Y aquí no hay todavía ni un ápice de idealismo. “De la naturaleza directamente
no desenmascararás ni a un regierungsrat”
(informante secreto), –dice también con pleno derecho el materialista Ludwig
Feuerbach. Esta es una objetividad peculiar, no natural, la objetividad de los
postulados y de las instituciones sociales que los conservan. Es una
objetividad, en esencia, ideal,
conformada históricamente, que no encierra en sí “ni un gramo de sustancia
sensible” (como, por ejemplo, el valor
o la “valía” de la cosa).
El enigma de este
género de “formas objetivas”, que determinan la actividad humana, su evidente
“idealidad”, es decir, el hecho de que ellas no tienen nada en común con la
forma corporal, sensiblemente perceptible, del cuerpo en que ellas están
“cosificadas”, “realizadas”; este enigma siempre sirvió de suelo nutriente para
el idealismo objetivo; el idealismo, cuya forma clásica creó precisamente
Platón, y su especie definitiva, Hegel.
Estas formas
“enajenadas” –“encarnadas” en la substancia de la naturaleza– son en esencia
formas (modos) de la actividad social humana, de la actividad del ser pensante.

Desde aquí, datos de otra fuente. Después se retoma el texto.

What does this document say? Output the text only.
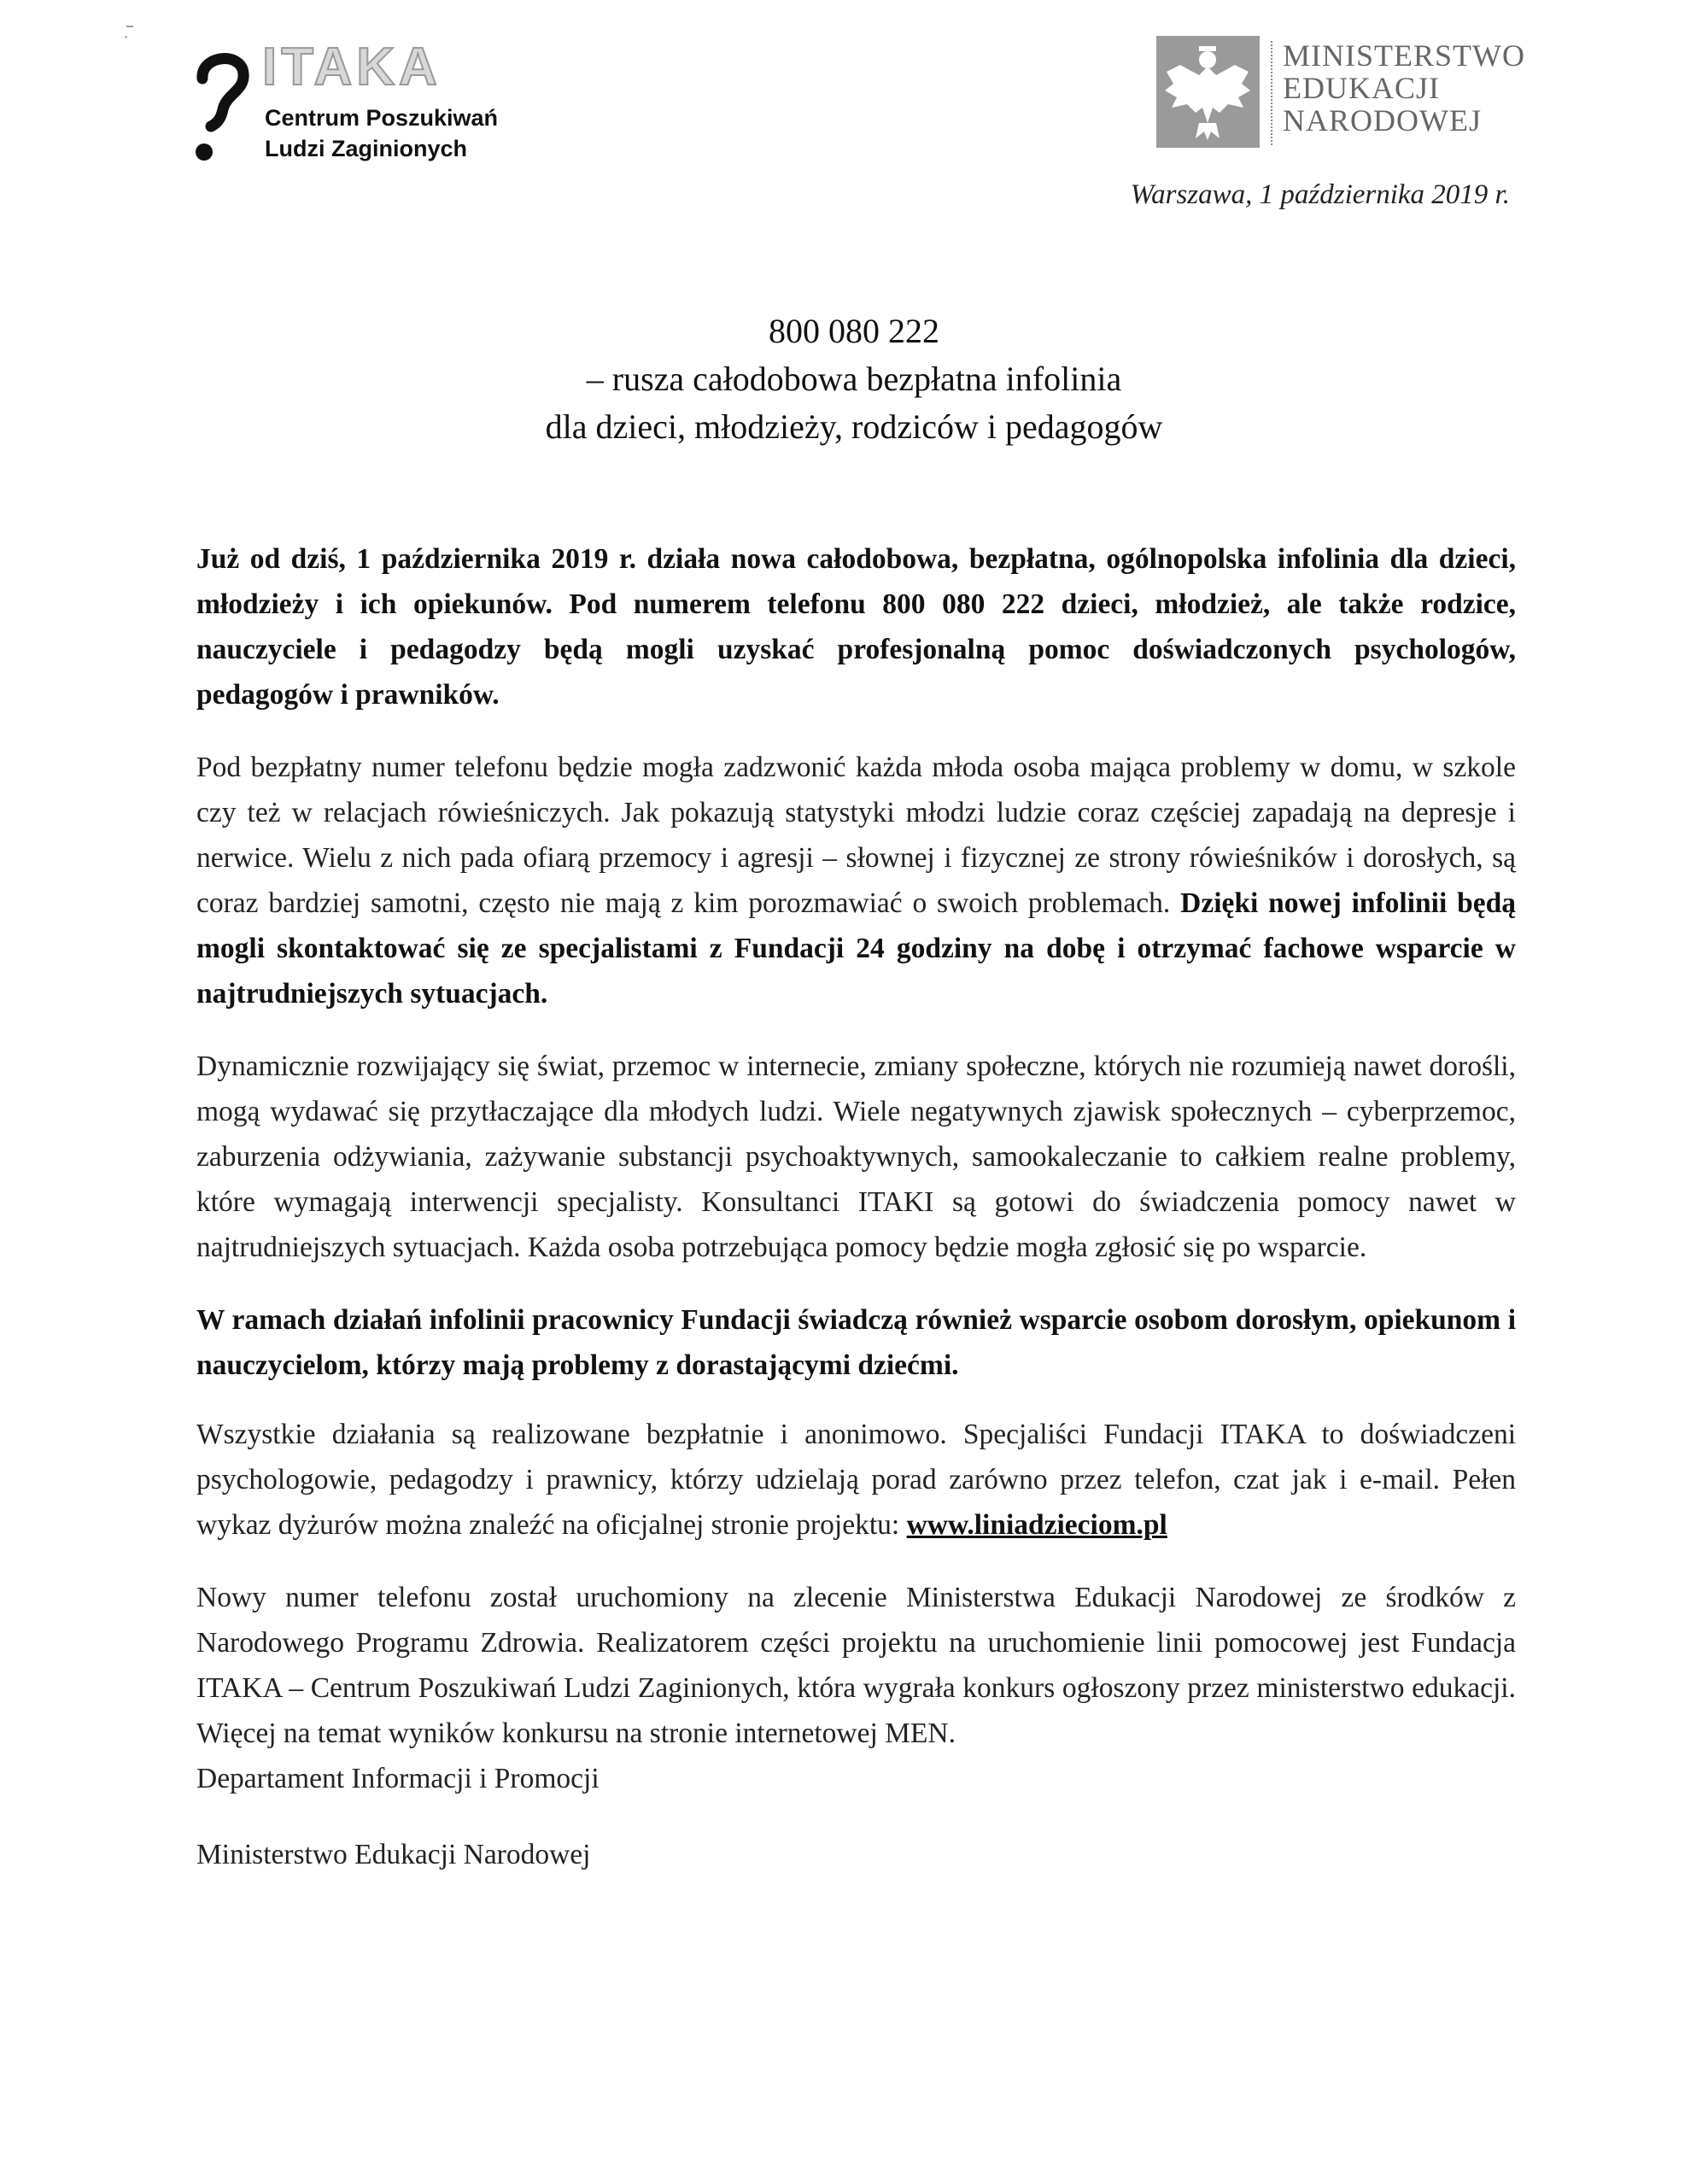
ITAKA
Centrum Poszukiwań
Ludzi Zaginionych
MINISTERSTWO
EDUKACJI
NARODOWEJ
Warszawa, 1 października 2019 r.
800 080 222
– rusza całodobowa bezpłatna infolinia
dla dzieci, młodzieży, rodziców i pedagogów

Już od dziś, 1 października 2019 r. działa nowa całodobowa, bezpłatna, ogólnopolska infolinia dla dzieci, młodzieży i ich opiekunów. Pod numerem telefonu 800 080 222 dzieci, młodzież, ale także rodzice, nauczyciele i pedagodzy będą mogli uzyskać profesjonalną pomoc doświadczonych psychologów, pedagogów i prawników.

Pod bezpłatny numer telefonu będzie mogła zadzwonić każda młoda osoba mająca problemy w domu, w szkole czy też w relacjach rówieśniczych. Jak pokazują statystyki młodzi ludzie coraz częściej zapadają na depresje i nerwice. Wielu z nich pada ofiarą przemocy i agresji – słownej i fizycznej ze strony rówieśników i dorosłych, są coraz bardziej samotni, często nie mają z kim porozmawiać o swoich problemach. Dzięki nowej infolinii będą mogli skontaktować się ze specjalistami z Fundacji 24 godziny na dobę i otrzymać fachowe wsparcie w najtrudniejszych sytuacjach.

Dynamicznie rozwijający się świat, przemoc w internecie, zmiany społeczne, których nie rozumieją nawet dorośli, mogą wydawać się przytłaczające dla młodych ludzi. Wiele negatywnych zjawisk społecznych – cyberprzemoc, zaburzenia odżywiania, zażywanie substancji psychoaktywnych, samookaleczanie to całkiem realne problemy, które wymagają interwencji specjalisty. Konsultanci ITAKI są gotowi do świadczenia pomocy nawet w najtrudniejszych sytuacjach. Każda osoba potrzebująca pomocy będzie mogła zgłosić się po wsparcie.

W ramach działań infolinii pracownicy Fundacji świadczą również wsparcie osobom dorosłym, opiekunom i nauczycielom, którzy mają problemy z dorastającymi dziećmi.

Wszystkie działania są realizowane bezpłatnie i anonimowo. Specjaliści Fundacji ITAKA to doświadczeni psychologowie, pedagodzy i prawnicy, którzy udzielają porad zarówno przez telefon, czat jak i e-mail. Pełen wykaz dyżurów można znaleźć na oficjalnej stronie projektu: www.liniadzieciom.pl

Nowy numer telefonu został uruchomiony na zlecenie Ministerstwa Edukacji Narodowej ze środków z Narodowego Programu Zdrowia. Realizatorem części projektu na uruchomienie linii pomocowej jest Fundacja ITAKA – Centrum Poszukiwań Ludzi Zaginionych, która wygrała konkurs ogłoszony przez ministerstwo edukacji. Więcej na temat wyników konkursu na stronie internetowej MEN.

Departament Informacji i Promocji

Ministerstwo Edukacji Narodowej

En la propia naturaleza ellas sencillamente no se encuentran; son
“introducidas” en la naturaleza por la actividad formadora del hombre (como,
por ejemplo, en la arcilla el alfarero hace una jarra, y luego la imagen ideal
–es decir, solo representada– de la jarra que hay en la imaginación del
trabajador se reproduce en un conjunto de ejemplares semejantes unos a otros,
que reproducen el mismo prototipo (“ideal”), la misma “idea”, la misma
intención, el mismo plan.
Teniendo ante los
ojos este “modelo” es fácil comprender también la lógica del pensamiento de
Platón, la esencia del “platonismo”, y de paso también la del hegelianismo,
para el cual todo el mundo sensible es solo un colosal conjunto de copias
reproducidas muchas veces a partir de uno y el mismo original incorpóreo (imaginado
solamente)...
El sistema de
Platón (y posteriormente el de Hegel) está dibujado realmente desde simplísimos
esquemas de la actividad –conformada y orientada a un objetivo– que realiza el
hombre social, quien cumplimenta en la sustancia de la naturaleza una
determinada “forma”, que no es propia de esta naturaleza en sí, ya sea la forma
de la jarra o del hacha, la forma del “valor” o la forma (estructura) de un
satélite artificial de la Tierra, una norma gramatical o moral; en la
naturaleza como tal esta forma no la verás, en la arcilla no está escrito que
ella esté obligada a convertirse en jarra. Esta es la forma “sobrenatural”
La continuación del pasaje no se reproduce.